Dünyada su kaynaklarının %96,5’i tuzlu sudur. Kalan %3,5’lik kesim ise tatlı sulardan oluşmaktadır. İnsan bu tatlı suyun ancak %1’i kullanabiliyor. Peki geri kalan %2,5’luk kısım nerede? Yaklaşık % 0,3’ü nehir ve göllerde, %30’u yeraltında, %70’i de buzullarda (ve sonsuz kar) yer almaktadır. Nehir ve göllerden ve yeraltındaki sulardan da insanoğlu yararlanmakta ve suyun %70’i tarımda kullanılmaktadır.

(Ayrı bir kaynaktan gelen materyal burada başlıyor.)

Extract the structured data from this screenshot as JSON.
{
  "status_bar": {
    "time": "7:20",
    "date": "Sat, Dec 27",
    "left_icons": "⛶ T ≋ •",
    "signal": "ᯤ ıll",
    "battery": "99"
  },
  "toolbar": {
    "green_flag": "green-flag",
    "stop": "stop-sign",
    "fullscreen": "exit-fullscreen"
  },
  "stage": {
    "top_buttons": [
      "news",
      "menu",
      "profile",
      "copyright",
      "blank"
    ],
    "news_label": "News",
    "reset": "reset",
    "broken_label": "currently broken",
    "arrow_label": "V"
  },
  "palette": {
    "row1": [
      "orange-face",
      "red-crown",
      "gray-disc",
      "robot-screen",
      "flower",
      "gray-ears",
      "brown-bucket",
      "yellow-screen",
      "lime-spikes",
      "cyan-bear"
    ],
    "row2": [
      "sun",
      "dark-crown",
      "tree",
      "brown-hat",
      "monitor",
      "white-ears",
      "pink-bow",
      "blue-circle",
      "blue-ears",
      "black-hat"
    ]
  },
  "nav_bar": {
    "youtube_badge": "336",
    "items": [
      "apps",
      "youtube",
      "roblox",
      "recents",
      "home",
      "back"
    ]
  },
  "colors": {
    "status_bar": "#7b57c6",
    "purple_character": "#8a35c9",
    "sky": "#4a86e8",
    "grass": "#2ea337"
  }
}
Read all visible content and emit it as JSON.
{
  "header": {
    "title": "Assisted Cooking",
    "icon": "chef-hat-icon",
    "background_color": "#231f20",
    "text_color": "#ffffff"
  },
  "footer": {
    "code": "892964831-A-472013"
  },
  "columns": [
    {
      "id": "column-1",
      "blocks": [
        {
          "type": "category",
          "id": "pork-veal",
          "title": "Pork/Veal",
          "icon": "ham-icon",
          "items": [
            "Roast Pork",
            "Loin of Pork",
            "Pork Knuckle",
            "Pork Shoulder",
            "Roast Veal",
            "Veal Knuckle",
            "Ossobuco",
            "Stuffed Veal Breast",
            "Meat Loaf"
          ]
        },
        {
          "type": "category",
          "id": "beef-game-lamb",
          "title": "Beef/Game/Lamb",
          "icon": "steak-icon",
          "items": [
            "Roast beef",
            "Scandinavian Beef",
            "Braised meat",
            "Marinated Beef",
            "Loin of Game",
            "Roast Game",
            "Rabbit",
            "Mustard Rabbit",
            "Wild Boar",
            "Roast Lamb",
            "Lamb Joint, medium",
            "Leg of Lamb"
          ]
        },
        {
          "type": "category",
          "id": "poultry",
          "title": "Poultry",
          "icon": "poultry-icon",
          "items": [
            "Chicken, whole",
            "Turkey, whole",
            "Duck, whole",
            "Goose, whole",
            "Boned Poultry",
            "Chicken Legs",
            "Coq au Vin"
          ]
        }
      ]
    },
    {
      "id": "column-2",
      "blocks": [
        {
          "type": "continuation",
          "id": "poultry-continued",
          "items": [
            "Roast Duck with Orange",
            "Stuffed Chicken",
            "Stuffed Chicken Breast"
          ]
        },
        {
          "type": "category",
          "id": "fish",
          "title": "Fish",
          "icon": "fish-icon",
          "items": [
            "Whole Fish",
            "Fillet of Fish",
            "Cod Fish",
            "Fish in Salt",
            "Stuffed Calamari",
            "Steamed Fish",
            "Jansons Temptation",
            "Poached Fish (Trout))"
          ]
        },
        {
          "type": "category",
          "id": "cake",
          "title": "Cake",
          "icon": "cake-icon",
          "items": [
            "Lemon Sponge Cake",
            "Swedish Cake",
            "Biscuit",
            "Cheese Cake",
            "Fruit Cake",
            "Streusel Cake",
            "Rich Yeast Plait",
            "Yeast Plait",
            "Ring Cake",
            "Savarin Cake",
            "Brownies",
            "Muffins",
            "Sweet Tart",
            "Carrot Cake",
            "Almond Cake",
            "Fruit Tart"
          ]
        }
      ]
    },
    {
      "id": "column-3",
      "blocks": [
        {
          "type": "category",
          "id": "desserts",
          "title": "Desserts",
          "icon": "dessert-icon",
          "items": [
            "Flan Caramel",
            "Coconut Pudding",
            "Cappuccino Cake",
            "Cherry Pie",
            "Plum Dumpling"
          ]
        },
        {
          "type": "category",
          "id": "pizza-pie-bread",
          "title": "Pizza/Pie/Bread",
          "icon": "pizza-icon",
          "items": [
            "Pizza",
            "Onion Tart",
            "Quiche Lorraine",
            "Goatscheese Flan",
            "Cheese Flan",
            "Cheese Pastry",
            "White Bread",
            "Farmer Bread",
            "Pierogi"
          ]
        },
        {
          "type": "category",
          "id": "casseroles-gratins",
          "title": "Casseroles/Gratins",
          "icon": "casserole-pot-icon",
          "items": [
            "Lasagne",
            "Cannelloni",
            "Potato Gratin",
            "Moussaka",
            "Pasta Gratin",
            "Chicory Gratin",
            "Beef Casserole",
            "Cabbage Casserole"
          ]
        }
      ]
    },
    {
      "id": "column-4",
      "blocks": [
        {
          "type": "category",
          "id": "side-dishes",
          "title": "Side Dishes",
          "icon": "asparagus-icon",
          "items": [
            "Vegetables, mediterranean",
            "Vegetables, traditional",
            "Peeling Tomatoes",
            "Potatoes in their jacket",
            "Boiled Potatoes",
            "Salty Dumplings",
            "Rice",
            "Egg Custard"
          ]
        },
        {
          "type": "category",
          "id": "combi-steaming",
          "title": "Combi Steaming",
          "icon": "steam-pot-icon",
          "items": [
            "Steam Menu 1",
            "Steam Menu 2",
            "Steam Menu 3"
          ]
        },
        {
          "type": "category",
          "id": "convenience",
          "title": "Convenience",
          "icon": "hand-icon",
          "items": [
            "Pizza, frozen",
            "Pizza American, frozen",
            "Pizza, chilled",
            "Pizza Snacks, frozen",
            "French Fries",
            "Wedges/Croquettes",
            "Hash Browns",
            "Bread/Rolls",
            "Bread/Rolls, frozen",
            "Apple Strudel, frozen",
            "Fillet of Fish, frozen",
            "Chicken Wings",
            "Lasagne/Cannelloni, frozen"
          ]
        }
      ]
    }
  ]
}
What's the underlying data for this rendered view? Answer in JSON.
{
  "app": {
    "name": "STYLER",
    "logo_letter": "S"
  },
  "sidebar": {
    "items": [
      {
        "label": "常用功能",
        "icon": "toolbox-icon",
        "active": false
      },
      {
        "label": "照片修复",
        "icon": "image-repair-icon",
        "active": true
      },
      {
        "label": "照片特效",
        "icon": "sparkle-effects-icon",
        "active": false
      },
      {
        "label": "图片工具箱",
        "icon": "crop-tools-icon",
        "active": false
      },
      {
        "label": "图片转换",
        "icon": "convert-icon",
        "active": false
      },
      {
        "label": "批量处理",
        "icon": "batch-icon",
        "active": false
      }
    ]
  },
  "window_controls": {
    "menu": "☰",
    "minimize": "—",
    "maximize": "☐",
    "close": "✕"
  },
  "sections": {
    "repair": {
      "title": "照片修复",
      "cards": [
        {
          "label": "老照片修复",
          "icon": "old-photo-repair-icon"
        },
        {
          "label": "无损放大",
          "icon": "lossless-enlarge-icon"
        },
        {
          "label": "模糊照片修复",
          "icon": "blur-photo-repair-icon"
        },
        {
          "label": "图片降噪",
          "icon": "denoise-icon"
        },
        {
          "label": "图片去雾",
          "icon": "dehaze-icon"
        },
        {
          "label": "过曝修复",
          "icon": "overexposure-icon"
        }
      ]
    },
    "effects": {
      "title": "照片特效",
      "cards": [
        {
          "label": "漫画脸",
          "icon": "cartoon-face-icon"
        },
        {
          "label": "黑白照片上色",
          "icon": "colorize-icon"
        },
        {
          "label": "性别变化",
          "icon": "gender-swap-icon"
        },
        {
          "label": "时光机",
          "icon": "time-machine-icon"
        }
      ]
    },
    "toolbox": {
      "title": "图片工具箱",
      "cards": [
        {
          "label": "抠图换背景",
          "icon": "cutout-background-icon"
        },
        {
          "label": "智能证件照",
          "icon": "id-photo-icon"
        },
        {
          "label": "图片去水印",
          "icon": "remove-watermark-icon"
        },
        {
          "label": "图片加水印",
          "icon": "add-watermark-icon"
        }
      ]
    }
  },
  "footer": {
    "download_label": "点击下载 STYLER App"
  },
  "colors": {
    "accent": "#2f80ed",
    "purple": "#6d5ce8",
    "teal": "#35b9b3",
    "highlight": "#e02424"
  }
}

Peki, su tüketimi ne kadardır? ABD’de kişi başına yıllık su tüketimi 9985 m3 iken bu oran Avrupa’da 3000 m3, Angola ve Etiyopya’da 200 m3, Mali ve Haiti’de ise ancak 7 m3’dür. Doğal Hayatı Koruma Vakfı Türkiye’ye göre ülkemizde su tüketimi 1519 m3 olup “su sıkıntısı çeken ülkeler” arasında yer alınmaktadır. Suya erişim eşit olmadığı gibi her 5 saniyede bir çocuk susuzluk nedeniyle ölmektedir. Ama insan 1 kilo sığır eti üretebilmek için de 13 bin litre su harcamaktadır. Son bir bilgi ise dünyada yapılan yaklaşık 48.000 baraj nedeniyle 40 ila 80 milyon kişinin göç etmek zorunda kalmış olmasıdır. Su sıkıntısı coğrafik nedenlerle (tatlı su kaynaklarının kıt olması) ve ekonomik nedenlerle (yetersiz gelir ve buna bağlı altyapı eksikliği) ortaya çıkmaktadır. Su kıtlığını çözebilmek için bulunan çözümlerden biri (var olan su kaynaklarını en etkin şekilde kullanmanın dışında) deniz suyunu tatlı suya çevirmektir. S.Arabistan, İsrail gibi ülkeler bu tür tesislere sahiptir. Ancak bu yöntem çok pahalı olup çevreye olan etkileri de önemlidir. Bir diğer çözüm ise atık suyun yeniden içilebilecek suya dönüştürülmesi ya da sulamada kullanılabilecek şekilde atık suyu arıtmaktır.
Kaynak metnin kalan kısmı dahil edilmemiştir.